I feel like the healing journey is a different blog. But as my awareness stretched over and connected to my wounds after breaking bread yesterday, I feel how I am no longer trapped within them. And yet, I also experience the myriad ways in which, for better for worse, the wounds have shaped who I am; the beautiful, flawed person that I am, who no longer sees his identity through the wound, and who has received many gifts and burdens to carry. I am reminded that though there are burdens, so too are the gifts, such as being there for others who are going on their journeys, who touch their pain, and simply being there as a loving presence.

I have been a private person.

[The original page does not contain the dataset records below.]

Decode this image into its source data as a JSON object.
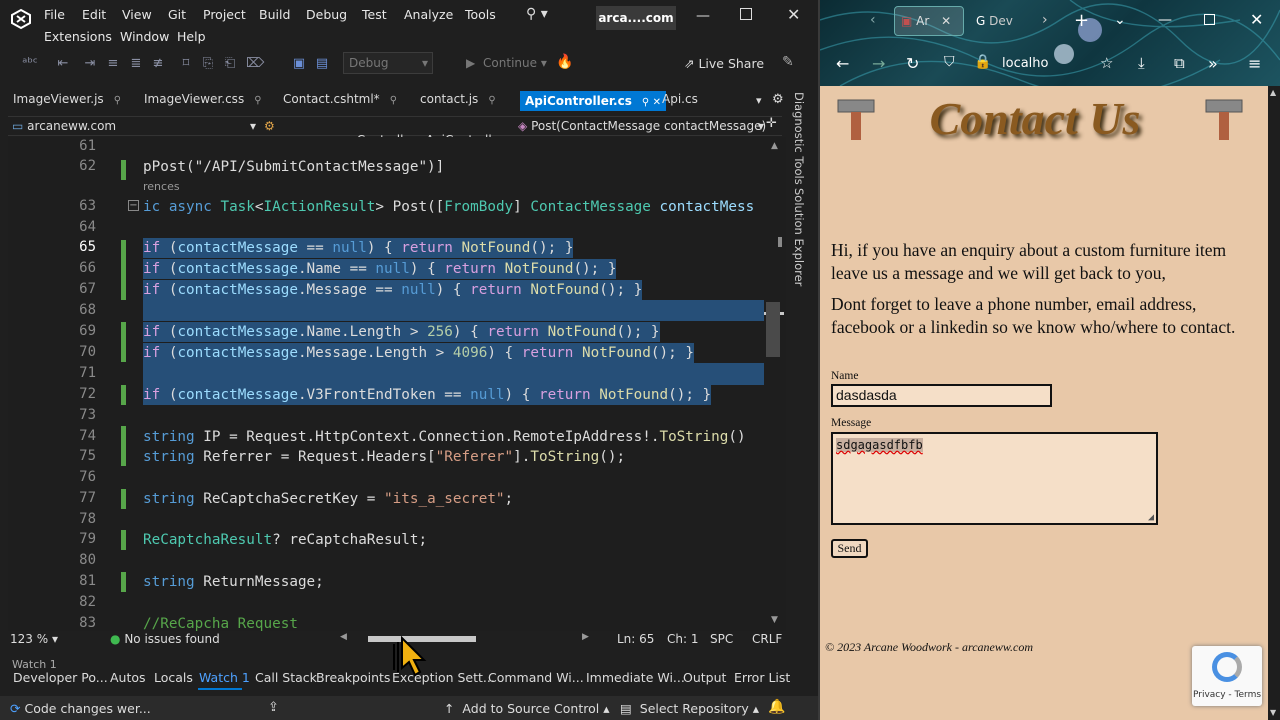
{
  "vs": {
    "menu": [
      "File",
      "Edit",
      "View",
      "Git",
      "Project",
      "Build",
      "Debug",
      "Test",
      "Analyze",
      "Tools"
    ],
    "menu2": [
      "Extensions",
      "Window",
      "Help"
    ],
    "title": "arca....com",
    "config": "Debug",
    "continue": "Continue",
    "live_share": "Live Share",
    "tabs": [
      "ImageViewer.js",
      "ImageViewer.css",
      "Contact.cshtml*",
      "contact.js",
      "ApiController.cs",
      "Api.cs"
    ],
    "side_tabs": [
      "Diagnostic Tools",
      "Solution Explorer"
    ],
    "nav": {
      "project": "arcanеww.com",
      "class": "arcanеww.com.Controllers.ApiController",
      "member": "Post(ContactMessage contactMessage)"
    },
    "refs": "rences",
    "lines": [
      "61",
      "62",
      "",
      "63",
      "64",
      "65",
      "66",
      "67",
      "68",
      "69",
      "70",
      "71",
      "72",
      "73",
      "74",
      "75",
      "76",
      "77",
      "78",
      "79",
      "80",
      "81",
      "82",
      "83"
    ],
    "code": {
      "l62": "pPost(\"/API/SubmitContactMessage\")]",
      "l63a": "ic async ",
      "l63b": "Task",
      "l63c": "<",
      "l63d": "IActionResult",
      "l63e": "> Post([",
      "l63f": "FromBody",
      "l63g": "] ",
      "l63h": "ContactMessage",
      "l63i": " contactMess",
      "l65": "if (contactMessage == null) { return NotFound(); }",
      "l66": "if (contactMessage.Name == null) { return NotFound(); }",
      "l67": "if (contactMessage.Message == null) { return NotFound(); }",
      "l69": "if (contactMessage.Name.Length > 256) { return NotFound(); }",
      "l70": "if (contactMessage.Message.Length > 4096) { return NotFound(); }",
      "l72": "if (contactMessage.V3FrontEndToken == null) { return NotFound(); }",
      "l74": "string IP = Request.HttpContext.Connection.RemoteIpAddress!.ToString()",
      "l75": "string Referrer = Request.Headers[\"Referer\"].ToString();",
      "l77": "string ReCaptchaSecretKey = \"its_a_secret\";",
      "l79": "ReCaptchaResult? reCaptchaResult;",
      "l81": "string ReturnMessage;",
      "l83": "//ReCapcha Request"
    },
    "statusbar": {
      "zoom": "123 %",
      "issues": "No issues found",
      "ln": "Ln: 65",
      "ch": "Ch: 1",
      "spc": "SPC",
      "crlf": "CRLF"
    },
    "watch": "Watch 1",
    "bottom_tabs": [
      "Developer Po...",
      "Autos",
      "Locals",
      "Watch 1",
      "Call Stack",
      "Breakpoints",
      "Exception Sett...",
      "Command Wi...",
      "Immediate Wi...",
      "Output",
      "Error List"
    ],
    "footer": {
      "changes": "Code changes wer...",
      "source": "Add to Source Control",
      "repo": "Select Repository"
    },
    "accent": "#0078d4"
  },
  "ff": {
    "url": "localho",
    "tab_title": "Ar",
    "tab2_title": "Dev",
    "page": {
      "heading": "Contact Us",
      "p1": "Hi, if you have an enquiry about a custom furniture item leave us a message and we will get back to you,",
      "p2": "Dont forget to leave a phone number, email address, facebook or a linkedin so we know who/where to contact.",
      "name_label": "Name",
      "name_value": "dasdasda",
      "message_label": "Message",
      "message_value": "sdgagasdfbfb",
      "send": "Send",
      "footer": "© 2023 Arcane Woodwork - arcaneww.com",
      "recaptcha": "Privacy - Terms"
    }
  }
}
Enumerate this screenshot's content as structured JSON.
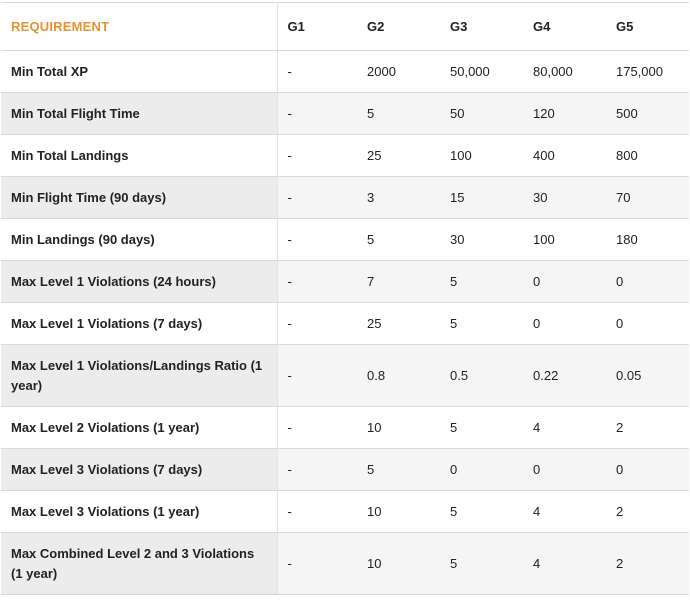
{
  "table": {
    "headers": [
      "REQUIREMENT",
      "G1",
      "G2",
      "G3",
      "G4",
      "G5"
    ],
    "rows": [
      {
        "label": "Min Total XP",
        "values": [
          "-",
          "2000",
          "50,000",
          "80,000",
          "175,000"
        ]
      },
      {
        "label": "Min Total Flight Time",
        "values": [
          "-",
          "5",
          "50",
          "120",
          "500"
        ]
      },
      {
        "label": "Min Total Landings",
        "values": [
          "-",
          "25",
          "100",
          "400",
          "800"
        ]
      },
      {
        "label": "Min Flight Time (90 days)",
        "values": [
          "-",
          "3",
          "15",
          "30",
          "70"
        ]
      },
      {
        "label": "Min Landings (90 days)",
        "values": [
          "-",
          "5",
          "30",
          "100",
          "180"
        ]
      },
      {
        "label": "Max Level 1 Violations (24 hours)",
        "values": [
          "-",
          "7",
          "5",
          "0",
          "0"
        ]
      },
      {
        "label": "Max Level 1 Violations (7 days)",
        "values": [
          "-",
          "25",
          "5",
          "0",
          "0"
        ]
      },
      {
        "label": "Max Level 1 Violations/Landings Ratio (1 year)",
        "values": [
          "-",
          "0.8",
          "0.5",
          "0.22",
          "0.05"
        ]
      },
      {
        "label": "Max Level 2 Violations (1 year)",
        "values": [
          "-",
          "10",
          "5",
          "4",
          "2"
        ]
      },
      {
        "label": "Max Level 3 Violations (7 days)",
        "values": [
          "-",
          "5",
          "0",
          "0",
          "0"
        ]
      },
      {
        "label": "Max Level 3 Violations (1 year)",
        "values": [
          "-",
          "10",
          "5",
          "4",
          "2"
        ]
      },
      {
        "label": "Max Combined Level 2 and 3 Violations (1 year)",
        "values": [
          "-",
          "10",
          "5",
          "4",
          "2"
        ]
      }
    ]
  },
  "colors": {
    "header_accent": "#e8912f",
    "row_alt": "#f5f5f5",
    "border": "#d9d9d9"
  }
}
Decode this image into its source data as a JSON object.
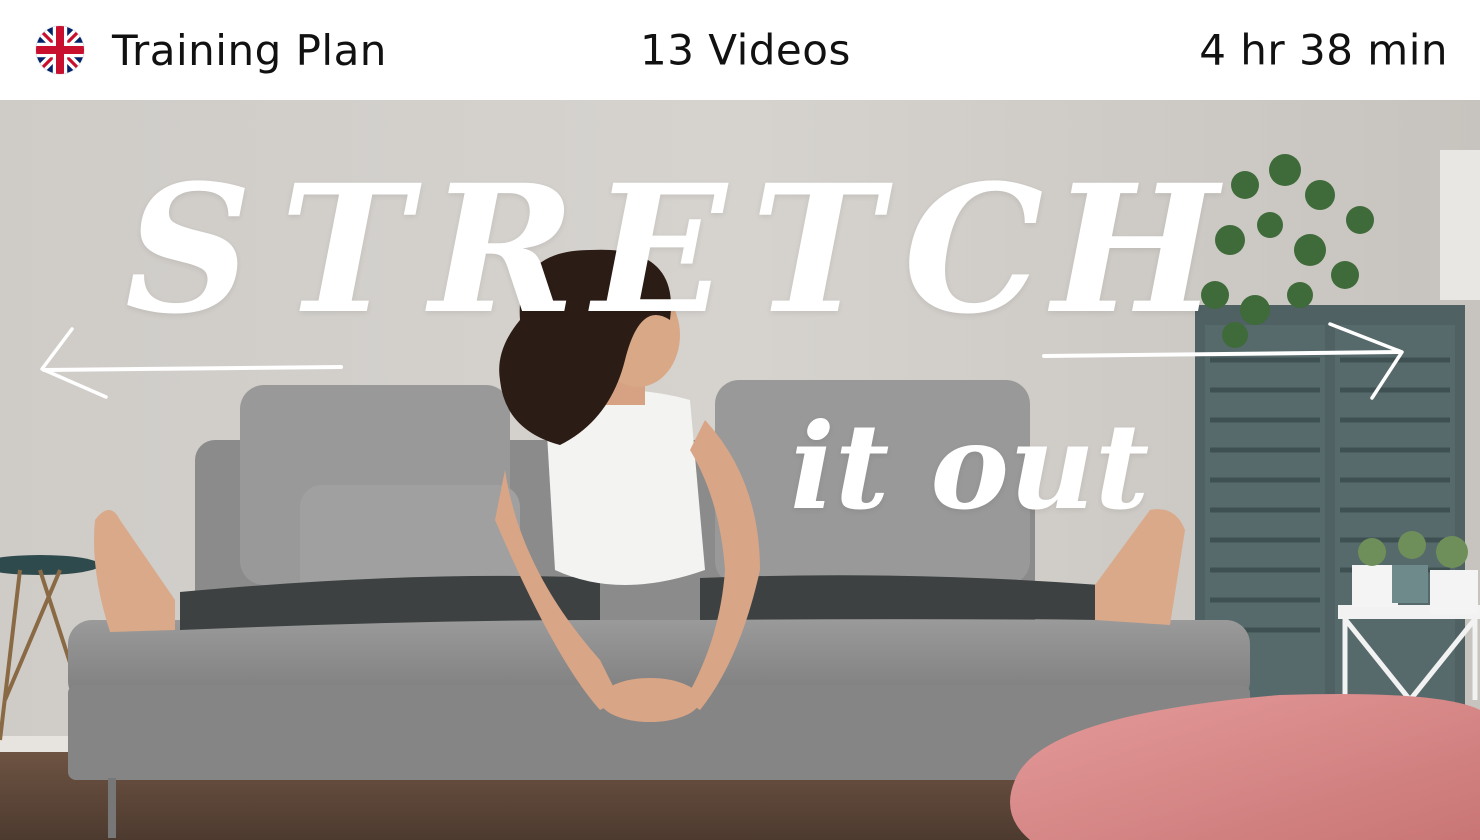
{
  "header": {
    "flag_icon": "uk-flag-icon",
    "plan_label": "Training Plan",
    "videos_label": "13 Videos",
    "duration_label": "4 hr 38 min"
  },
  "hero": {
    "title_letters": [
      "S",
      "T",
      "R",
      "E",
      "T",
      "C",
      "H"
    ],
    "subtitle": "it out",
    "left_arrow_icon": "arrow-left-icon",
    "right_arrow_icon": "arrow-right-icon"
  },
  "colors": {
    "header_bg": "#ffffff",
    "header_text": "#111111",
    "title_text": "#ffffff",
    "wall": "#cdc9c5",
    "sofa": "#8f8f8f",
    "cabinet": "#4f6163",
    "pillow": "#d98a8a"
  }
}
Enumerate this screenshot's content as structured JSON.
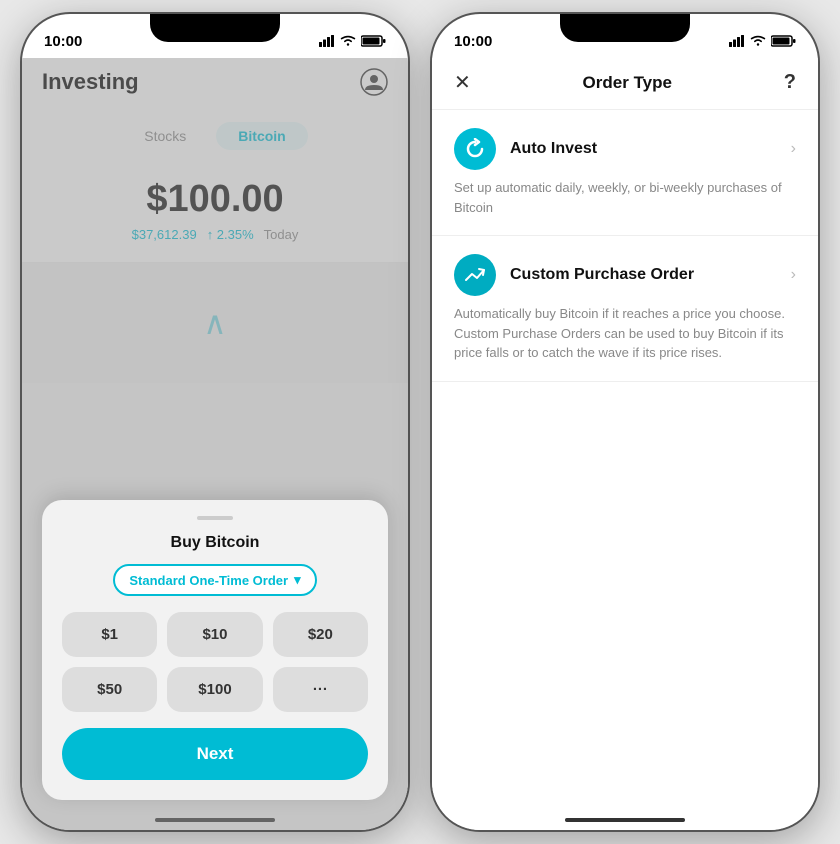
{
  "left_phone": {
    "status_time": "10:00",
    "header_title": "Investing",
    "tabs": [
      {
        "label": "Stocks",
        "active": false
      },
      {
        "label": "Bitcoin",
        "active": true
      }
    ],
    "price": "$100.00",
    "btc_price": "$37,612.39",
    "change": "↑ 2.35%",
    "period": "Today",
    "bottom_sheet": {
      "title": "Buy Bitcoin",
      "order_type": "Standard One-Time Order",
      "order_type_chevron": "▾",
      "amounts": [
        "$1",
        "$10",
        "$20",
        "$50",
        "$100",
        "···"
      ],
      "next_button": "Next"
    }
  },
  "right_phone": {
    "status_time": "10:00",
    "header": {
      "close": "✕",
      "title": "Order Type",
      "help": "?"
    },
    "options": [
      {
        "icon": "↻",
        "name": "Auto Invest",
        "description": "Set up automatic daily, weekly, or bi-weekly purchases of Bitcoin"
      },
      {
        "icon": "⤴",
        "name": "Custom Purchase Order",
        "description": "Automatically buy Bitcoin if it reaches a price you choose. Custom Purchase Orders can be used to buy Bitcoin if its price falls or to catch the wave if its price rises."
      }
    ]
  }
}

Vulnerability has not been safe. Yet, I live so much in my heart these days that being vulnerable has become as natural as being closed off. I owe much of that to the work I have done in my MKP I-Group. The trials of being wounded, and the healing that eventually followed, cracked my heart in a way that would otherwise have never occurred. I am able to see myself, and see others, in ways that would not have been possible without the wounds and the healing journey that followed. This blog is a testament to the journey—that I am no longer in fear of the wounds, no longer defined by the pain, no longer in shame with the way I survived, and that I am content with who I am. Though of course, the journey continues!

I write this with love, and I finish with a I love you, to myself, to others, and to God.